Senior Quality Validation Engineer - Katalyst Healthcares & Life Sciences

• Plans, implements a robust cleaning and sanitization program by authoring and leading the sanitization Validation Program for all products and product contact equipment.
• Leads the execution of the cleaning and sanitization validations by authoring protocols, hands on execution of the protocols and authoring the final report
• Ensures that deliverables are carried out in a timely and compliant manner.
• Author or update SOP's to support the cleaning the sanitization program.
• Lead the training for the processing and packaging personal on the execution of the cleaning and sanitation SOP's
• Supports the Sr.
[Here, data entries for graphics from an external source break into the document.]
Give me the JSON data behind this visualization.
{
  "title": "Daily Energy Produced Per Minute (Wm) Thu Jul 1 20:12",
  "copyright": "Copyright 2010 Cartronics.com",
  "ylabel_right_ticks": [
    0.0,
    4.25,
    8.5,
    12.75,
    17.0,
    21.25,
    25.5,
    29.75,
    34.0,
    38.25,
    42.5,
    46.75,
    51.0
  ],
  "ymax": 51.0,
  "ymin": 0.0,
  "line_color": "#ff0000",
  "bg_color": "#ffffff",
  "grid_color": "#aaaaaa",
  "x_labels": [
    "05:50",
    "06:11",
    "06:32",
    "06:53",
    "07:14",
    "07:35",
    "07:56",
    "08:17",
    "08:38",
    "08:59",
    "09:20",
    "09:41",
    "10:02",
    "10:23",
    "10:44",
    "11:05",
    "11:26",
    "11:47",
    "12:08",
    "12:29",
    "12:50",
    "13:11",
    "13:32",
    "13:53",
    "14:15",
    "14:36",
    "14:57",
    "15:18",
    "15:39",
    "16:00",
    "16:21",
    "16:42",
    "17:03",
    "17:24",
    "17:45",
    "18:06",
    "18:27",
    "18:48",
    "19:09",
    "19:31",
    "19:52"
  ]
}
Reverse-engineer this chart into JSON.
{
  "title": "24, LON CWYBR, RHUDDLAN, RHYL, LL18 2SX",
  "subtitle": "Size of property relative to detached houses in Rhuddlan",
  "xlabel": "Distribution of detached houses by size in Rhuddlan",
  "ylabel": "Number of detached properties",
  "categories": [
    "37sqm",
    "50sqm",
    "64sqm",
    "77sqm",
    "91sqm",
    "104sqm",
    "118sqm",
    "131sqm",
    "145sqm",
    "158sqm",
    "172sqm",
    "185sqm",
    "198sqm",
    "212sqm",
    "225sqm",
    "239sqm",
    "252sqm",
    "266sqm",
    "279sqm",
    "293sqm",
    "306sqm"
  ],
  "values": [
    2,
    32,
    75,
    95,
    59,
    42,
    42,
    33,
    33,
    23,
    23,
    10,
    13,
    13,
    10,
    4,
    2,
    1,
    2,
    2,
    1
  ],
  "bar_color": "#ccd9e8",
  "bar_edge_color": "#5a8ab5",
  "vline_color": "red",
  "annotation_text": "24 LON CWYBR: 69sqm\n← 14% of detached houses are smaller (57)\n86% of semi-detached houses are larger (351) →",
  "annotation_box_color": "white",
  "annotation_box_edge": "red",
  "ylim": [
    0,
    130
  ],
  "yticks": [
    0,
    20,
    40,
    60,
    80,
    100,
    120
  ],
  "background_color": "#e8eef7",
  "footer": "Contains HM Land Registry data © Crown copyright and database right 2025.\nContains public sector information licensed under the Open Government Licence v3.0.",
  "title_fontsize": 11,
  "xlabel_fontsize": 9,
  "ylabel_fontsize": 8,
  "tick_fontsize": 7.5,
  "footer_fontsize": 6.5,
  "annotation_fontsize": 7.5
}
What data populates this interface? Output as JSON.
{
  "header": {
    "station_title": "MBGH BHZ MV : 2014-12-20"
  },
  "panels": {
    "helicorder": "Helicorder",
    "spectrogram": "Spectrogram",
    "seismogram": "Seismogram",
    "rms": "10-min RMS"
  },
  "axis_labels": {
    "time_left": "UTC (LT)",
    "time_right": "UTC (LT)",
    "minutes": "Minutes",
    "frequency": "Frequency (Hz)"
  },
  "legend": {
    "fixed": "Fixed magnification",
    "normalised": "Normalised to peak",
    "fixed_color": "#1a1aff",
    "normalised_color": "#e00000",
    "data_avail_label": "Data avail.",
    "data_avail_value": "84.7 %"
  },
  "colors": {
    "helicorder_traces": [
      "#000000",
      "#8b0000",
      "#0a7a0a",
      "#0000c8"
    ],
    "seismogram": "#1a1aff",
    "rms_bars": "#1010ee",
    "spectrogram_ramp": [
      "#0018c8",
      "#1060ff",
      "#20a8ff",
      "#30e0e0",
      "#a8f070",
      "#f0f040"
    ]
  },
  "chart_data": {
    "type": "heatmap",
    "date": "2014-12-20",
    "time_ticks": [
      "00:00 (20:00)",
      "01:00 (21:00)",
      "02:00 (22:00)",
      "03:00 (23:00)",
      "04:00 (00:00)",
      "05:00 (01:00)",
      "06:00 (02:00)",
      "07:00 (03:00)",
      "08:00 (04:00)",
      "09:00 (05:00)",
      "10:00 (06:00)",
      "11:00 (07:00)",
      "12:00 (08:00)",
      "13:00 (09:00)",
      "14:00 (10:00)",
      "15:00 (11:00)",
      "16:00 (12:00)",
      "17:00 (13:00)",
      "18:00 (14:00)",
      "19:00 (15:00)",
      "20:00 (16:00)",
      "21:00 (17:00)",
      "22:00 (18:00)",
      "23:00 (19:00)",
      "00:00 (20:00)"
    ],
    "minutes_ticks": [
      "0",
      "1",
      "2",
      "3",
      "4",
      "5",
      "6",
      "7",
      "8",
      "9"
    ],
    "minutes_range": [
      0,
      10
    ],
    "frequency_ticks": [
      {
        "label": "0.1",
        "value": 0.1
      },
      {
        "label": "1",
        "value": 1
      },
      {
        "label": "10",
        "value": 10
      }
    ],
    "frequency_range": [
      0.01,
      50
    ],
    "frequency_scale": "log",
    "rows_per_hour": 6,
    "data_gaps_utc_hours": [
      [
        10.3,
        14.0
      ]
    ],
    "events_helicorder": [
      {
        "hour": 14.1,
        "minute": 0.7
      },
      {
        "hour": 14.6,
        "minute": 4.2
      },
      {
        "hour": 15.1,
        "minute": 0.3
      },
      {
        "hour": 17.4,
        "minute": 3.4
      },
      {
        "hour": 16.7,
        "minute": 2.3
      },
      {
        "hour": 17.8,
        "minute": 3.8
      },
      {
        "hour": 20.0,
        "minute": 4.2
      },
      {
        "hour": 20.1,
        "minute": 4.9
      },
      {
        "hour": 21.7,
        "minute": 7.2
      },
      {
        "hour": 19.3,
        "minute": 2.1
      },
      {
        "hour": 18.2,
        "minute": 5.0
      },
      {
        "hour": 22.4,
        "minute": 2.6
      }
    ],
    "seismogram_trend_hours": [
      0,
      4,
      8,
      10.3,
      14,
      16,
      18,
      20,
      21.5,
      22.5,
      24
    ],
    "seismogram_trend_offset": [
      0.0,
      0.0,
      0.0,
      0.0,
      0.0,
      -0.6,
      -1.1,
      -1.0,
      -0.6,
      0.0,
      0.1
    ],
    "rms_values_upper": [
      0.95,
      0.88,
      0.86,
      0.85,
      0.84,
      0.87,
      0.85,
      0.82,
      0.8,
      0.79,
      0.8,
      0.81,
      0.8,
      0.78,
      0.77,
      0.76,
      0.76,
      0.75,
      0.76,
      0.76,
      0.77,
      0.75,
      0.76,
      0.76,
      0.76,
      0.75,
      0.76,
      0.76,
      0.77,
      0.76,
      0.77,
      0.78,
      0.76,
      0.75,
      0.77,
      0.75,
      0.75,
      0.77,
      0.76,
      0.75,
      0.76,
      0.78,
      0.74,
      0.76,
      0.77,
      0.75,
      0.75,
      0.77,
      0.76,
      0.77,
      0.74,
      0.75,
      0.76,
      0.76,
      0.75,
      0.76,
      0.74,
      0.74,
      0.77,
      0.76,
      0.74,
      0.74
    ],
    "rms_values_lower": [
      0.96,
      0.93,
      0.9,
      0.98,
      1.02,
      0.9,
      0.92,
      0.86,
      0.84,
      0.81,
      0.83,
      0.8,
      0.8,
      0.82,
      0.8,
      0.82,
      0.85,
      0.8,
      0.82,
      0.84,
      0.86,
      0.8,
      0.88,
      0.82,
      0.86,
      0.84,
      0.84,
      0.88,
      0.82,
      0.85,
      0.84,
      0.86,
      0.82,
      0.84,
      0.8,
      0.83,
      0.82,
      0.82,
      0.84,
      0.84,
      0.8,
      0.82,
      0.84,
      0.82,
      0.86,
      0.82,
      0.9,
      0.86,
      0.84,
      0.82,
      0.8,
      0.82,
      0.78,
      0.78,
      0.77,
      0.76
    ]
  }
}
Quality Manager during external and regulatory audits.
• Leads the activities related to investigations for Micro OOS's, initiates and follows-up on the implementation of corrective actions
• Subject Matter Expert in the field of Cleaning and sensitization program & Validations
• Leads the personal Hygiene program to ensure proper PPE's for the site are appropriate for each area of the facility and ensuring cGMP's are followed and adhered to.
• Support the Cleaning & Sanitization processing and packaging personal
• Reviews performances of Cleaning and Sanitization program in regard to the achievement of goals, objectives and key result areas.
• Designs, develops and evaluates plans for projects/studies/investigations/reviews.
• Completely responsible for planning and execution of all tasks needed to the execution of the cleaning validations.
• Seeks advice on planning from management when there are priority conflicts.
• Able to make independent contributions to the development of new technologies, developing and revising methods and procedures to assure compliance with applicable regulations; carries out technical and administrative duties as assigned.
• Trains on new and existing procedures, techniques and governmental regulations as directed by management.

Requirements:

• BS degree in Biology, Chemistry, Microbiology, Biochemistry or relevant science discipline 8 years of relevant Quality experience preferably in the pharmaceutical industry.
• MS degree in Biology, Chemistry, Microbiology, Biochemistry or relevant science discipline 6 years of relevant Quality experience preferably in the /pharmaceutical industry.
• Strong background in Cleaning and sanitization program and validations
• Mentor/trains in routine procedures demonstrating expertise.
• Extensive practical and solid theoretical knowledge of applicable compliance guidelines of the FDA or other regulatory bodies; and relevant Fareva SOPs.
• In addition to high technical competence, understands and can articulate the scientific/regulatory principles that underlie practices and guide future projects/studies/reviews development. Continues to expand breadth of technical expertise.
• Ability to interpret and document results according to standard operating procedures using all Quality Systems guidelines.
• Demonstrated ability to independently develop, document and troubleshoot methods of moderate complexity.
• Ability to lead teams from work cross functional areas
• Ability to provide equipment and procedure training and to share technical expertise with less experienced colleagues to solve problems.
• Can independently design and carry out a series of studies/reviews to solve a problem or evaluate a process/procedure. Solutions may involve the development of new techniques and procedures. Uses literature and colleagues as resources to solve problems.